Catholics refused public funds for faith-based sex education
It has just come to light that Catholic school superintendents in Alberta, Canada – headed by Karl Germann, above – applied for $66,005 of taxpayers’ money at the beginning of this year to develop a ‘parallel’ sex education curriculum that would reflect the Church’s views on sexuality.
They were effectively told to get lost.
According to this report, the Council of Catholic School Superintendents of Alberta – which believes that sex-education lessons in the forthcoming K-12 health and wellness curriculum could be “problematic” — applied for the grant to fund a group of about ten educators to write a new sex-ed curriculum in the winter and spring of 2017, then have it reviewed by religious educators, a teacher focus group, and Alberta bishops and clergy.
Their application did not go down well with educationalists. On March 1, 2017, Education Department Deputy Minister Curtis Clark denied the application, saying the government doesn’t pay for religious curricula or resources.
The Catholics believe that the new curriculum will promote “homosexual relationships and/or lifestyles,” masturbation, anal and oral sex, and teach about gender identity.
Said Germann, President of the Council of Superintendents, and superintendent of the Grande Prairie Catholic school district:
We wanted to make sure that our Catholic views and beliefs were represented in the curriculum.
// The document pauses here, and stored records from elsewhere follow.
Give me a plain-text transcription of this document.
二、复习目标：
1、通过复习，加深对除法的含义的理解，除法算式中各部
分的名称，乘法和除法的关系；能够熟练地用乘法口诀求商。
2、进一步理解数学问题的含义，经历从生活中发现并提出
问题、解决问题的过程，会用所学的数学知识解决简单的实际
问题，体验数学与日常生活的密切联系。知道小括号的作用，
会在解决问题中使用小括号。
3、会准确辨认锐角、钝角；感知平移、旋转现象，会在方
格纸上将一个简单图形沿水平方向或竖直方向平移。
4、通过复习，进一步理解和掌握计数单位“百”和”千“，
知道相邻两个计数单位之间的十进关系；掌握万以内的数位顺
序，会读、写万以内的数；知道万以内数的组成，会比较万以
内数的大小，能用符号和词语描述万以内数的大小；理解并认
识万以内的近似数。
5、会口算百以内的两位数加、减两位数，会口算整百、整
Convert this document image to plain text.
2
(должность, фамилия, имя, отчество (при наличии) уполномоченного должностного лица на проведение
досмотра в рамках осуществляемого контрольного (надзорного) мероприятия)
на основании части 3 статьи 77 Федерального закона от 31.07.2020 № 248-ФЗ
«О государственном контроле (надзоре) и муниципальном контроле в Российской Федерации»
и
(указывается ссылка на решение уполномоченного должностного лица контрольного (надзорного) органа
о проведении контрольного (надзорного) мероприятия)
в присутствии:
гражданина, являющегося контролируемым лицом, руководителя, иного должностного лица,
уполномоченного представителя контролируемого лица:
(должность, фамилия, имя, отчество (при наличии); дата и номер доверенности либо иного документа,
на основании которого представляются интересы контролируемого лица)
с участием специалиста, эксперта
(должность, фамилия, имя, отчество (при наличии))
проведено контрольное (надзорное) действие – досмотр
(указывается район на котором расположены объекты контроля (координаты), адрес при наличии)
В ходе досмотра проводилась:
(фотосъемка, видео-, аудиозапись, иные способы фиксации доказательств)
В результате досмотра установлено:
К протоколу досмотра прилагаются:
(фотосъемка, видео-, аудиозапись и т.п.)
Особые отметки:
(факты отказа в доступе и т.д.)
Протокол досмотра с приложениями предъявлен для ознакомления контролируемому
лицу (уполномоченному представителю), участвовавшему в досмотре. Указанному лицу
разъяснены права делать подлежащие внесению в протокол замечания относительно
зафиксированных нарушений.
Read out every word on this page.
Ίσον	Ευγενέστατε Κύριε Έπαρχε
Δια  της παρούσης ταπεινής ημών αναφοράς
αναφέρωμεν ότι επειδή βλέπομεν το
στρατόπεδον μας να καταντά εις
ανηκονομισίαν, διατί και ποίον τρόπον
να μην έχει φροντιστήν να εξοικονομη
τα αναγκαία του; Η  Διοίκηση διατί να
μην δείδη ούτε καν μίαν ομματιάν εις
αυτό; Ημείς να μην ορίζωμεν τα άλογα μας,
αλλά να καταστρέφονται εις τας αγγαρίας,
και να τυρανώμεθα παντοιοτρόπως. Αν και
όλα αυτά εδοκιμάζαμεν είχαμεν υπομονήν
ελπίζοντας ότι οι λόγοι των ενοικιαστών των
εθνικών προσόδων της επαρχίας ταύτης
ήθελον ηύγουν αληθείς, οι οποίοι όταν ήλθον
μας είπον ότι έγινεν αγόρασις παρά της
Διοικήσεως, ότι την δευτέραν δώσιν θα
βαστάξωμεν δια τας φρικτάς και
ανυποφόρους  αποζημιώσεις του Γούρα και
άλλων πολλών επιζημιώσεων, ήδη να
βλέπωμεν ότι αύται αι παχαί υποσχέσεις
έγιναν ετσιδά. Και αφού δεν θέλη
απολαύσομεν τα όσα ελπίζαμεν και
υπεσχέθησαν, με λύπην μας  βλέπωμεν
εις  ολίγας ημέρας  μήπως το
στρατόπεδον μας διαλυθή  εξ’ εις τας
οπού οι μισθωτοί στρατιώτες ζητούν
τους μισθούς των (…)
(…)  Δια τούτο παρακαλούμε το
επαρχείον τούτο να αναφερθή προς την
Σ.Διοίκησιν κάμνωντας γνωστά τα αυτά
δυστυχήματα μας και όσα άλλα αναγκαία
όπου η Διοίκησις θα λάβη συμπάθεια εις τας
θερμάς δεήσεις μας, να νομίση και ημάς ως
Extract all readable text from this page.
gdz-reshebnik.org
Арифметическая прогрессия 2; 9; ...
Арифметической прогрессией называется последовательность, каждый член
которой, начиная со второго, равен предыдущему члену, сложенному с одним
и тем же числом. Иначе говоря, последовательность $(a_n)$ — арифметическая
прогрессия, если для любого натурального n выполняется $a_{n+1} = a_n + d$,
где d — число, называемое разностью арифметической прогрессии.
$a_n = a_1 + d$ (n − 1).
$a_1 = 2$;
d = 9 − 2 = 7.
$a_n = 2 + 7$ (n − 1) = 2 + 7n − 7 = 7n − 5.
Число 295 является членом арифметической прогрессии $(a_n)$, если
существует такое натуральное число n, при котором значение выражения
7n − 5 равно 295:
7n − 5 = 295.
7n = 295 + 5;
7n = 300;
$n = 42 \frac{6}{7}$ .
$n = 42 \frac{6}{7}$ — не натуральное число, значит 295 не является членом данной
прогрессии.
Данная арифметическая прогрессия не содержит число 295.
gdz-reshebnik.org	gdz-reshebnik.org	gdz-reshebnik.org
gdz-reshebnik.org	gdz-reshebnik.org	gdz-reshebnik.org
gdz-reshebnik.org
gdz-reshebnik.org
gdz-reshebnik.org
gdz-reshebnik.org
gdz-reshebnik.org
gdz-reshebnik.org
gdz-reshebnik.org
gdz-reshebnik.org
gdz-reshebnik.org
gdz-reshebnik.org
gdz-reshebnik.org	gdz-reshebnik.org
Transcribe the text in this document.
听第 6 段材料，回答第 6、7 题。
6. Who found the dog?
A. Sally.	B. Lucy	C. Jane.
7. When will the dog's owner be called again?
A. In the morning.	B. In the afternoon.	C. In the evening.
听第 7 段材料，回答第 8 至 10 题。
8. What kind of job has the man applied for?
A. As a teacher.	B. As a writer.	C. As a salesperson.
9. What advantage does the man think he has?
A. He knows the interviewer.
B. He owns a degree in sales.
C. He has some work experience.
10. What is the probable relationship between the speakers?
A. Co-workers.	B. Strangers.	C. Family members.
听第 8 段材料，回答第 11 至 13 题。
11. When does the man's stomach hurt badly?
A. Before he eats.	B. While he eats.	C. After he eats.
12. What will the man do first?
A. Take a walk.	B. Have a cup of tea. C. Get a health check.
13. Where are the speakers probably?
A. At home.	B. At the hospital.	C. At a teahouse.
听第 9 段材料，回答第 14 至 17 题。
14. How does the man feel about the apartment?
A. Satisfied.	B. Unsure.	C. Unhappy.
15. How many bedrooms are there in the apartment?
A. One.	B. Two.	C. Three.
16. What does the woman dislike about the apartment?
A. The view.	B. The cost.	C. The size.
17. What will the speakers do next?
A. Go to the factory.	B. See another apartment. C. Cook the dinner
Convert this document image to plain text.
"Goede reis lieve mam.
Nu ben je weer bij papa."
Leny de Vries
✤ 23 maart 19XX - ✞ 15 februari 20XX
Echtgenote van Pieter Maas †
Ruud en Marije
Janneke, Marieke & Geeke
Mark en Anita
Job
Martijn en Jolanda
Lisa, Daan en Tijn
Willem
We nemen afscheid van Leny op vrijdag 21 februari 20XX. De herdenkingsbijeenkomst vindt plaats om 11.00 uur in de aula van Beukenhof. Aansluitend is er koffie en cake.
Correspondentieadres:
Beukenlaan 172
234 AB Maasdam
As hundreds of educators from across the province re-write Alberta’s K-12 curriculum, a group of Edmonton sexual health educators said in June they believed Catholic school trustees were advocating for a “diluted” version of human sexuality education in the new curriculum.
In April, after the grant proposal was rejected, the group of Catholic superintendents sent “key messages” to the ministry about Catholic school districts’ “needs” in the new curriculum, including examples of where the as-yet unwritten curriculum may conflict with Catholic teachings.
Superintendents are concerned it will be too much like Ontario’s controversial sex education curriculum, which Germann said is “very prescriptive”.
Introduced in 2015, Ontario’s curriculum introduces discussions about gender identity in Grade 3, and addresses consent and sexual orientation in Grade 6. It provides scripts for teachers to initiate classroom discussions.
Catholic schools are mandated to teach what’s in the Alberta curriculum, Germann said, but they also want to teach students what the church believes.
The superintendents’ association lists possible contrary curricular outcomes, including requirements to discuss consent, reproductive aid technologies for other “family types”, contraception, same-sex relationships, anal and oral sex, masturbation, “modern gender theory”, pornography and “sexualization of girls (and boys)”.
It says Catholic schools should promote a life of chastity and virtue as a “positive choice” for people who experience same-sex attraction.
The superintendents said:
We cannot promote modern gender theory or anything that is ideologically opposed to Catholic teaching …
In a statement last Friday, Education Minister David Eggen, above, called the superintendents’ document “unacceptable”.
I’m deeply concerned to see it suggested that providing Alberta students with accurate information on these important topics is ‘problematic’, or that there’s something wrong with being gay. I can assure Albertans that, under our government, any curriculum changes will be inclusive of all students — no matter their gender identity or sexual orientation.
Catholic districts and boards can develop their own resources to teach the curriculum, but not a parallel or substituted curriculum, Eggen’s press secretary, Lindsay Harvey, said in an email.
Cristina Stasia University of Alberta arts professor, gender equity consultant, and founder of a sexual health advocacy group, said she was “intellectually horrified” by the superintendents’ document.
Delivering lessons this way would be judgmental, harmful and degrading to LGBTQ students, staff, and their families.
Their perspective glamourises marriage as a safe place, and potentially puts students at risk of mental and physical illness, which she calls “irresponsible”.
With the high rates of sexually transmitted infections, especially in Alberta, to question the need for evidence-based health education on how to protect yourself is an incredibly slippery slope.
If anything, the superintendents’ submission demonstrates how specific a new sex education curriculum needs to be
Gender identity is the subject of decades of research, not a thing you get to believe in — it isn’t Santa Claus, or a unicorn.
Michael Kehler, a professor of masculinity studies in education at the University of Calgary, said the superintendents’ document is naive, marginalising, and antithetical to how public education should be. It establishes a dichotomy between the “right” choices and “bad” ones, he said.
It doesn’t open up the discussion, it actually shuts down the discussion. It doesn’t invite student voice into the curriculum.
To prevent putting teachers in an awkward position, there should only be one sex education curriculum, said Jonathan Teghtmeyer, a spokesman for the Alberta Teachers’ Association.
Any resources developed by Catholic school boards should be optional, and not at odds with the curriculum, he said.
Announced in 2016, the $64-million K-12 curriculum overhaul will revisit every subject in English and French during the next six years.